Look, it’s been a pretty shitty year for fans of Red Sox baseball and fans of doing cool shit in general. We can’t cram our asses into Fenway’s narrow seats. We can’t pack into bars to watch games on big screens. We can’t take off our pants and roll around on the sidewalks of Allston (actually, we can do that last one, I just don’t recommend it). And the sad truth is that despite the parade of vaccines promising to bring us back to some sense of “normalcy,” we don’t know when or if we’ll ever get the life we had back. Christ, for all we know, COVIDs 20, 21 and 22 are waiting in the wings, ready to ruin all our Sundays.
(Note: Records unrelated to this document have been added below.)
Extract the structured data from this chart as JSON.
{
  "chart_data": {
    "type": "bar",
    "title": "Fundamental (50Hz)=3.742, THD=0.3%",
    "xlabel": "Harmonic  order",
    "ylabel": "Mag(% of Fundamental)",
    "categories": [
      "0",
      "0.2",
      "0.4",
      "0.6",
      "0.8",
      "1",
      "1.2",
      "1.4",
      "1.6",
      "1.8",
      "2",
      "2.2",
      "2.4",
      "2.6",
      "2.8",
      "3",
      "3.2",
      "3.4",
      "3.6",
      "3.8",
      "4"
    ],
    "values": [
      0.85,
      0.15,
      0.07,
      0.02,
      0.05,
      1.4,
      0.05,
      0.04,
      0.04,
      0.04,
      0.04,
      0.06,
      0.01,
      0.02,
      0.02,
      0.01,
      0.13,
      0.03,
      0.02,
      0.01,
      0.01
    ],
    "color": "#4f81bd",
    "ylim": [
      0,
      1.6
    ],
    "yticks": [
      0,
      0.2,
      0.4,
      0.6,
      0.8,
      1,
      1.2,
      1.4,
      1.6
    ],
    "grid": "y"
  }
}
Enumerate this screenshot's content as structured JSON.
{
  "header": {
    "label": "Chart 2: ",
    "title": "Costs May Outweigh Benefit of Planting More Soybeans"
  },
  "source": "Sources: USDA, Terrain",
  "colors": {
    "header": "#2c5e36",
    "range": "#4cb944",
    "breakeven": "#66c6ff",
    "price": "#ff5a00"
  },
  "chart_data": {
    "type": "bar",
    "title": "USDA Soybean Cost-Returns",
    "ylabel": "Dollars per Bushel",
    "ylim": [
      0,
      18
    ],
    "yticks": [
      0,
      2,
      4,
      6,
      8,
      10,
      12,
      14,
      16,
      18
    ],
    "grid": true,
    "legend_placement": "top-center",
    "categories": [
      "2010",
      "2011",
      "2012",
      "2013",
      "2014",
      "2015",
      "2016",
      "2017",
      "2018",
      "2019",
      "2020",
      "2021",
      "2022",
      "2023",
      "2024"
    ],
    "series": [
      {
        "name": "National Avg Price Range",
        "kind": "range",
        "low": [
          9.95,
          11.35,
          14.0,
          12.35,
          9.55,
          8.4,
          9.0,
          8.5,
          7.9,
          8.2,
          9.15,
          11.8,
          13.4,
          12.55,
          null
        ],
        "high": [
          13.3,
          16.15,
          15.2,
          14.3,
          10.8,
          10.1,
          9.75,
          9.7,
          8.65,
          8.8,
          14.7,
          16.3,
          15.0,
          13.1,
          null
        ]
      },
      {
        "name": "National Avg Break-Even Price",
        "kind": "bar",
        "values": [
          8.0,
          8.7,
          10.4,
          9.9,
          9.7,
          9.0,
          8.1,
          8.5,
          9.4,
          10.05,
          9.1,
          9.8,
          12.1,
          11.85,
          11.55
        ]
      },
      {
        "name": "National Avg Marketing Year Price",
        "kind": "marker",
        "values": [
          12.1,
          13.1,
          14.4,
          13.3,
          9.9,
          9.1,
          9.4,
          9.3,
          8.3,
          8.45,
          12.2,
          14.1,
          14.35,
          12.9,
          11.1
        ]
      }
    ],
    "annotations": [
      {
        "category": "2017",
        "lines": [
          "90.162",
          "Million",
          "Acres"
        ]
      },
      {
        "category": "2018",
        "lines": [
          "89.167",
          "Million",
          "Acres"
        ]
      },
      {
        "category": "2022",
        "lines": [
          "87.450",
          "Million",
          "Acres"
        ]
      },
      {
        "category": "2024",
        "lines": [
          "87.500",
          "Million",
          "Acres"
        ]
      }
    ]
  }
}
But that said, there are still a lot of things to be thankful for. And thinking about them is pretty much the only thing keeping me from a whiskey-induced coma.
So with that, in no particular order, I’m thankful for:
The 2004 Red Sox. For doing what I was one-hundred percent convinced I would never see in my lifetime.
The 2013 Red Sox. The 2004 team will always be The Team, but damned if the 2013 team doesn’t come within percentage points for ownership of my heart and brain. In a year that Boston needed something good to cling to, this hillbilly-looking bunch took us over the top (and literally over Fenway’s bullpen fence).
The 2007 Red Sox.
The 2018 Red Sox.
The fact that David Ortiz and Manny Ramirez were in the same line-up.
The Jon Lester no-hitter at Fenway.
The Empire Strikes Back.
Every second of games four through seven of the 2004 ALCS.
That John Lackey saved all his magic for October 2013.
That the Indians tried to piss off Josh Beckett in the 2007 ALCS.
Ana de Armas.
That my father got to see the Red Sox win it all.
Watching Xander Bogaerts evolve from fresh-faced rookie tearing it up in the 2013 postseason to the face of the team.
That the Red Sox took Mike Lowell’s contract off the Marlins’ books in 2005.
That I was dead-ass wrong that the Red Sox should have never taken Mike Lowell’s contract off the Marlins’ books in 2005.
That I was equally wrong when I tweeted this.
All of the insane magic that Pedro Martinez conjured in a Red Sox uniform and that we mere mortals got to witness it.
The sound that Mark Bellhorn’s home run in game one of the 2004 World Series made as it clanged off Pesky’s Pole.
Tim Wakefield’s knuckleball.
That Alex Cora is back and the Red Sox are going to win the 2021 World Series.
That there are still some of you out there who’ve continued to read this alcohol-induced content since the site was launched in 2004. For the Real Ones who’ve been there from the start and those who have come aboard along the way, I am eternally grateful.
That I was once part of a world where on any summer night I could get my ass from my house to Fenway in roughly 20 minutes (or three road Buds) to hang outside and hear the crowd roar or weasel my way inside to the cheap seats. Or I could motor down 95 to McCoy and catch a game for less than 10 bucks. After staring at empty ballparks this season, I’ll never, ever take it for granted again.
Did I mention Ana de Armas? Because yes.